Reconstructions of violence and conflict of the length produced by CLIMCONFLICT are rare and of great value in allowing the robust identification of associations between climate, violence and conflict. They also offer a means to examine how these associations may strengthen or weaken as the socioeconomic context changes, promoting greater or lesser resilience to extreme weather. Where such reconstructions are available for multiple regions, the opportunity arises for inter-regional comparisons, and the Irish data may now be compared to that of China and elsewhere during the medieval period to progress the state-of-the-art regarding climate-conflict linkages. CLIMCONFLICT has also advanced the state-of-the-art concerning multi-proxy approaches that twin the information from natural and human archives to examine the influence of past climates on society.
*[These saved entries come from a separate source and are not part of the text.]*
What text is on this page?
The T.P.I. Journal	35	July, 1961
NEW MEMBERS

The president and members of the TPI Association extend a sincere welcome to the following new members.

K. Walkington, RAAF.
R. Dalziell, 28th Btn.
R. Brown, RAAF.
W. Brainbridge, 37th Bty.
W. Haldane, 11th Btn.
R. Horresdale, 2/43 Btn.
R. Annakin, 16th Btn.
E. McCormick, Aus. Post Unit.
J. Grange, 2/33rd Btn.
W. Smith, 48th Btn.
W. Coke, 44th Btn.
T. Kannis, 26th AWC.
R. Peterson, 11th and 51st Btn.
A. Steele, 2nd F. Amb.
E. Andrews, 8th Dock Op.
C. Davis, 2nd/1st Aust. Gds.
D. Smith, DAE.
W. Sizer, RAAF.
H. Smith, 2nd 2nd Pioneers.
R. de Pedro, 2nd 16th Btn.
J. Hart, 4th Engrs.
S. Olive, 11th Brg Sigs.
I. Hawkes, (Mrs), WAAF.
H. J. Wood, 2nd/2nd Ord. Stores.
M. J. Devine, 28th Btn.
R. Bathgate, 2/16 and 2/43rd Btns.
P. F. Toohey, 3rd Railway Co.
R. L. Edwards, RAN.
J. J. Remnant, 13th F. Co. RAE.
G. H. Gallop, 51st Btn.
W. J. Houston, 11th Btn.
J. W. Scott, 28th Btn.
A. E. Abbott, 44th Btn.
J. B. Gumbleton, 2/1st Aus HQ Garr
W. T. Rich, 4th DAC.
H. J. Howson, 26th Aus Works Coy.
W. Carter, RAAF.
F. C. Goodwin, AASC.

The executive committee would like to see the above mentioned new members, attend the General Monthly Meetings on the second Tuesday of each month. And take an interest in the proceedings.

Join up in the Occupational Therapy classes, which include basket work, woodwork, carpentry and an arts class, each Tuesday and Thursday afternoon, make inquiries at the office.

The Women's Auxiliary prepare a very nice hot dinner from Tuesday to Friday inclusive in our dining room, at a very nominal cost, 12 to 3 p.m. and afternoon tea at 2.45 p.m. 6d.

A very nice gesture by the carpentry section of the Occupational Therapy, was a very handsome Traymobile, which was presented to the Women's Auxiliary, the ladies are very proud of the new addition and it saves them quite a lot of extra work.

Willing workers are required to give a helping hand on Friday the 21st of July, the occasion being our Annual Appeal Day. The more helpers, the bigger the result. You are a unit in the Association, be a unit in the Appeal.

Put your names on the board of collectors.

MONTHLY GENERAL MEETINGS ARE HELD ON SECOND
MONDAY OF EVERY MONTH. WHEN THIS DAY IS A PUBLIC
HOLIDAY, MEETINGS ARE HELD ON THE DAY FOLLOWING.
Approaches developed by the CLIMCONFLICT project have, for example, already been applied to research on Ancient Egypt (Nature Communications, 2017).

More broadly, the project highlights the value of society’s written heritage in providing historical context to questions of social concern. Climate-conflict studies have sometimes been accused of over-simplifying links between contemporary climate and conflict. The findings of the CLIMCONFLICT project support the existence of such links but emphasize the need to avoid deterministic conceptions of society as a passive victim of extreme weather. Means existed historically, just as now, to mitigate the impacts of extreme weather and maintain or restore social stability. This is an important lesson for contemporary society as human-driven climatic changes continue to alter the frequency and severity of extreme weather.